Disuadiendo plagas de forma natural
La sal de Epsom también puede servir como un disuasivo natural de plagas. Su textura granulada puede esparcirse alrededor de las plantas para disuadir a caracoles y babosas, a los cuales no les gusta arrastrarse sobre superficies ásperas. Además, el componente de azufre de la sal de Epsom puede ayudar a repeler ciertos insectos, reduciendo la necesidad de pesticidas químicos.
Previniendo el shock radicular en trasplantes
El trasplante puede ser un proceso estresante para las plantas, lo que a menudo provoca shock radicular. La sal de Epsom puede ayudar a mitigar esto al proporcionar magnesio, que fortalece las paredes celulares y facilita la absorción de agua. Agregar sal de Epsom al suelo o usarla como aerosol foliar puede ayudar a que los trasplantes se establezcan más rápidamente y se recuperen del shock de ser movidos.

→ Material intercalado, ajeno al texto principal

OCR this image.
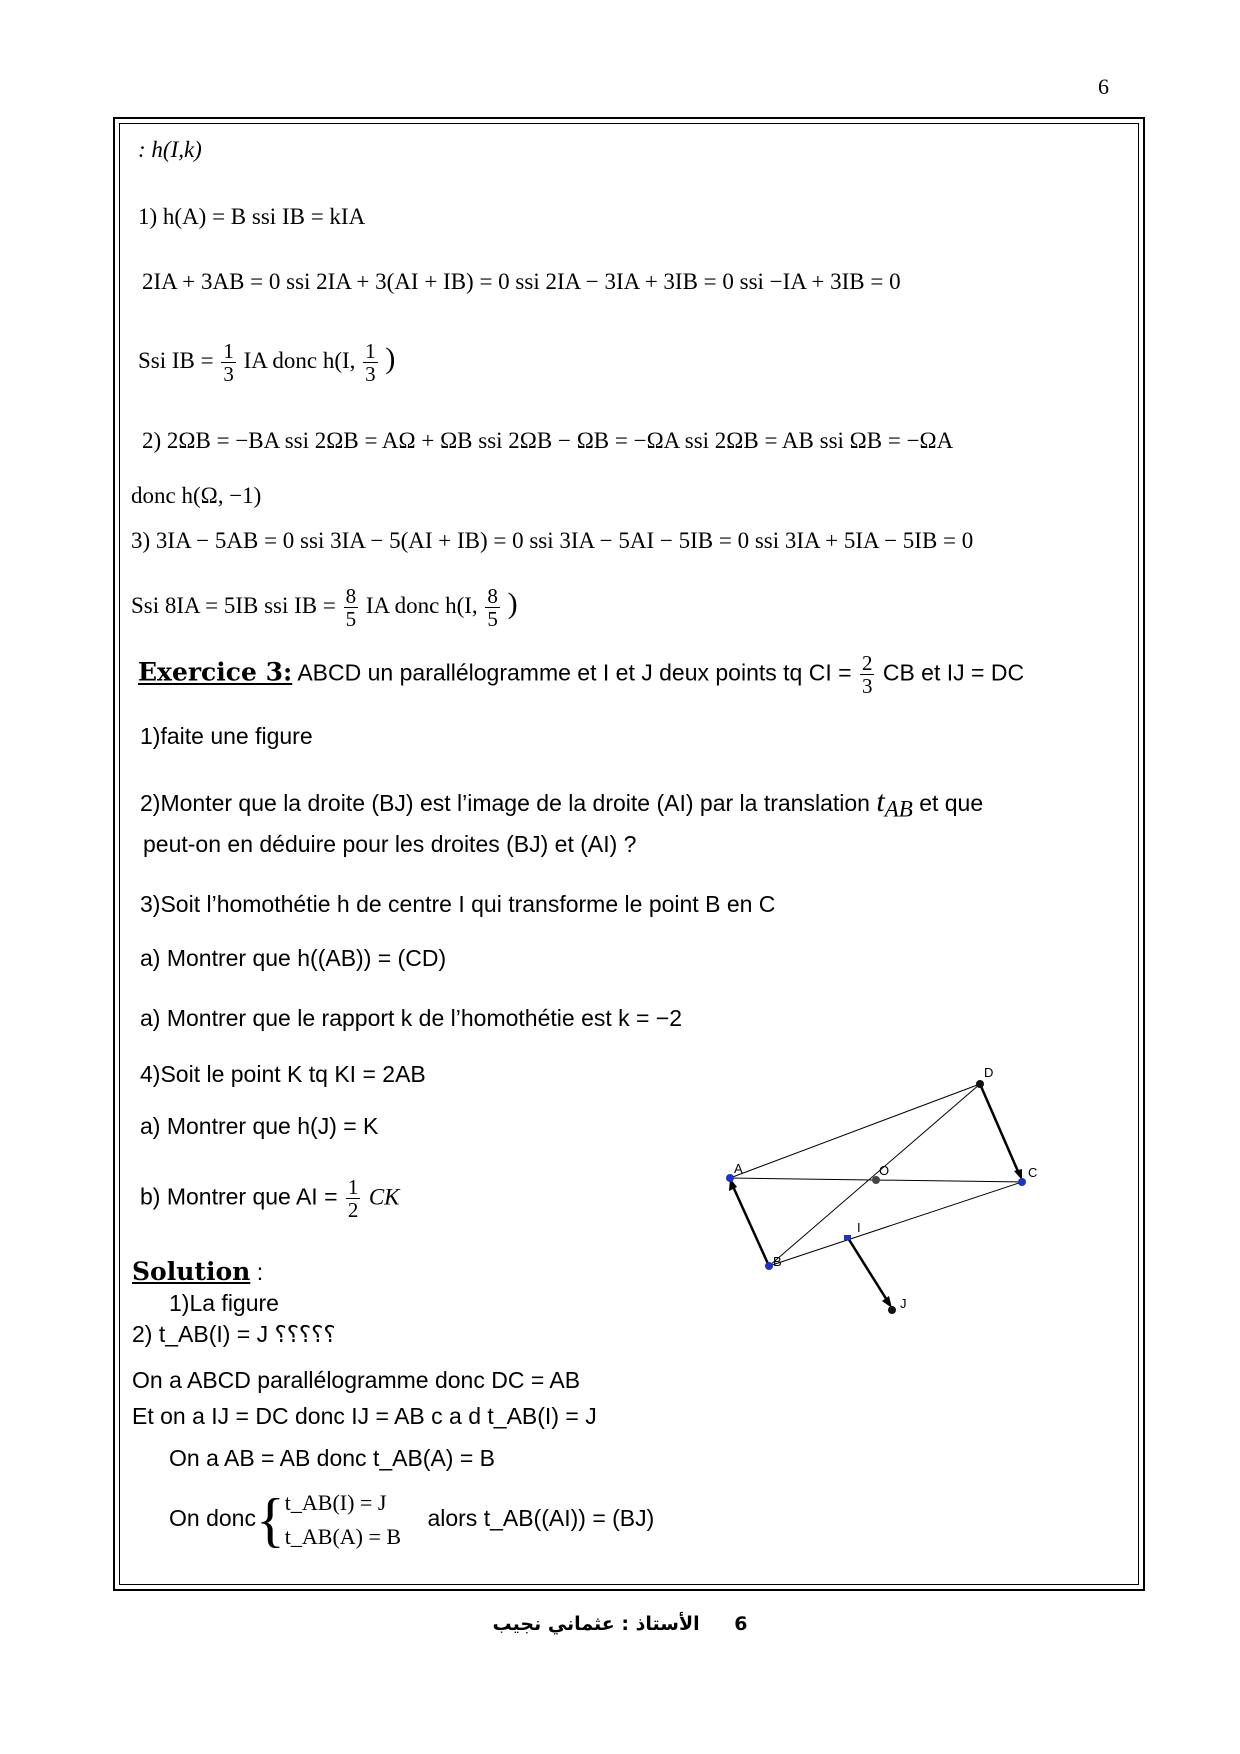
6
: h(I,k)
1) h(A) = B ssi IB = kIA
2IA + 3AB = 0 ssi 2IA + 3(AI + IB) = 0 ssi 2IA − 3IA + 3IB = 0 ssi −IA + 3IB = 0
Ssi IB = $\frac{1}{3}$ IA donc h(I, $\frac{1}{3}$ )
2) 2ΩB = −BA ssi 2ΩB = AΩ + ΩB ssi 2ΩB − ΩB = −ΩA ssi 2ΩB = AB ssi ΩB = −ΩA
donc h(Ω, −1)
3) 3IA − 5AB = 0 ssi 3IA − 5(AI + IB) = 0 ssi 3IA − 5AI − 5IB = 0 ssi 3IA + 5IA − 5IB = 0
Ssi 8IA = 5IB ssi IB = $\frac{8}{5}$ IA donc h(I, $\frac{8}{5}$ )
Exercice 3: ABCD un parallélogramme et I et J deux points tq CI = $\frac{2}{3}$ CB et IJ = DC
1)faite une figure
2)Monter que la droite (BJ) est l’image de la droite (AI) par la translation $t_{AB}$ et que
peut-on en déduire pour les droites (BJ) et (AI) ?
3)Soit l’homothétie h de centre I qui transforme le point B en C
a) Montrer que h((AB)) = (CD)
a) Montrer que le rapport k de l’homothétie est k = −2
4)Soit le point K tq KI = 2AB
a) Montrer que h(J) = K
b) Montrer que AI = $\frac{1}{2}$ CK
Solution :
1)La figure
2) t_AB(I) = J ؟؟؟؟؟
On a ABCD parallélogramme donc DC = AB
Et on a IJ = DC donc IJ = AB c a d t_AB(I) = J
On a AB = AB donc t_AB(A) = B
On donc{t_AB(I) = J
t_AB(A) = B alors t_AB((AI)) = (BJ)
A
B
C
D
O
I
J
الأستاذ : عثماني نجيب 6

Revitalizando hojas amarillentas
Las hojas amarillentas pueden ser un signo de deficiencia de magnesio, un problema común en muchos jardines. La sal de Epsom puede usarse para abordar este problema al proporcionar una fuente inmediata de magnesio. Un aerosol foliar preparado con sal de Epsom disuelta en agua puede aplicarse directamente sobre las hojas, permitiendo una absorción rápida y una mejora visible en el color de las hojas.
Mejorando la floración
El magnesio no solo es importante para el follaje, sino que también juega un papel en la producción de flores. Al asegurar que las plantas tengan un magnesio adecuado, la sal de Epsom puede ayudar a promover floraciones más abundantes y vibrantes. Esto es particularmente beneficioso para plantas con flores como las rosas, que se sabe que responden bien a los tratamientos con sal de Epsom.
Mejorando el rendimiento de frutas y verduras
Para plantas frutales y hortalizas, la sal de Epsom puede mejorar el rendimiento al optimizar la salud general de la planta y la absorción de nutrientes. El magnesio favorece el desarrollo de frutos y semillas, lo que se traduce en cosechas más grandes y abundantes. Los jardineros suelen usar sal de Epsom como suplemento para tomates, pimientos y otras plantas frutales para aumentar su producción.